The extra charge will not be assessed until City Hall sells the bonds. Williams says he is unsure when the bonds will be sold but indicates that they likely will not be sold until City Hall is close to making a purchase. He anticipates that City Hall will probably soon hear from landowners about potential purchases and the government will revisit previous negotiations that did not result in deals.

He predicts that City Hall could finalize a deal using the bond revenues within one year.

The community sees City Hall’s open-space program as one of the greatest achievements of the city’s modern era. The supporters say the preserved lands provide places to hike, bicycle and cross-country ski and they are happy that the land remains undeveloped, providing rural mountain views Parkites and visitors enjoy.

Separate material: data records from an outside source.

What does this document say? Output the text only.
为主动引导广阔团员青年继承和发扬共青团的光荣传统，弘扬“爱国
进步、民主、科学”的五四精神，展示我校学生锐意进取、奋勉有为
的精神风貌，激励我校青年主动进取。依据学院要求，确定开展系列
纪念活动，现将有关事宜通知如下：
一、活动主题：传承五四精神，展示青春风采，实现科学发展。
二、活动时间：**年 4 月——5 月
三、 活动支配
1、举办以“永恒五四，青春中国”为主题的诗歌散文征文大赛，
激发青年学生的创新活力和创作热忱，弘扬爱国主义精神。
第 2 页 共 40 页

In 1998, when the first conservation bond passed, City Hall was running out of funds to buy land from traditional sources, forcing the government to ask voters for the first $10 million.

Since then, the city has purchased more than 956 acres of land, including large tracts of Round Valley and the Richards Ranch, a prized, 20-acre parcel off S.R. 224 that cost about $1.6 million from the first bond.

But the city has generally had a tougher time negotiating recently as Park City’s real-estate market has enjoyed a post-Winter Olympic boom. The cost of land, officials say, is prohibitive.

Courtney Stern, the co-chair of Yes OS 3, a group that lobbied in favor of the ballot measure, predicts that the city will acquire prime land with the $20 million and says the win on Tuesday shows that Parkites "care about it, ultimately."

"It’s quality of life. It’s trails. It’s open space. It’s views and vistas," she says.

Stern says the city could find deals for land on the entryways, including parcels outside of the city’s limits, and what she describes as iconic land. However, she is pragmatic when discussing the acreage that the money could secure.

"Certainly, $20 million is not what it would have been in 1977 or 1984," she says.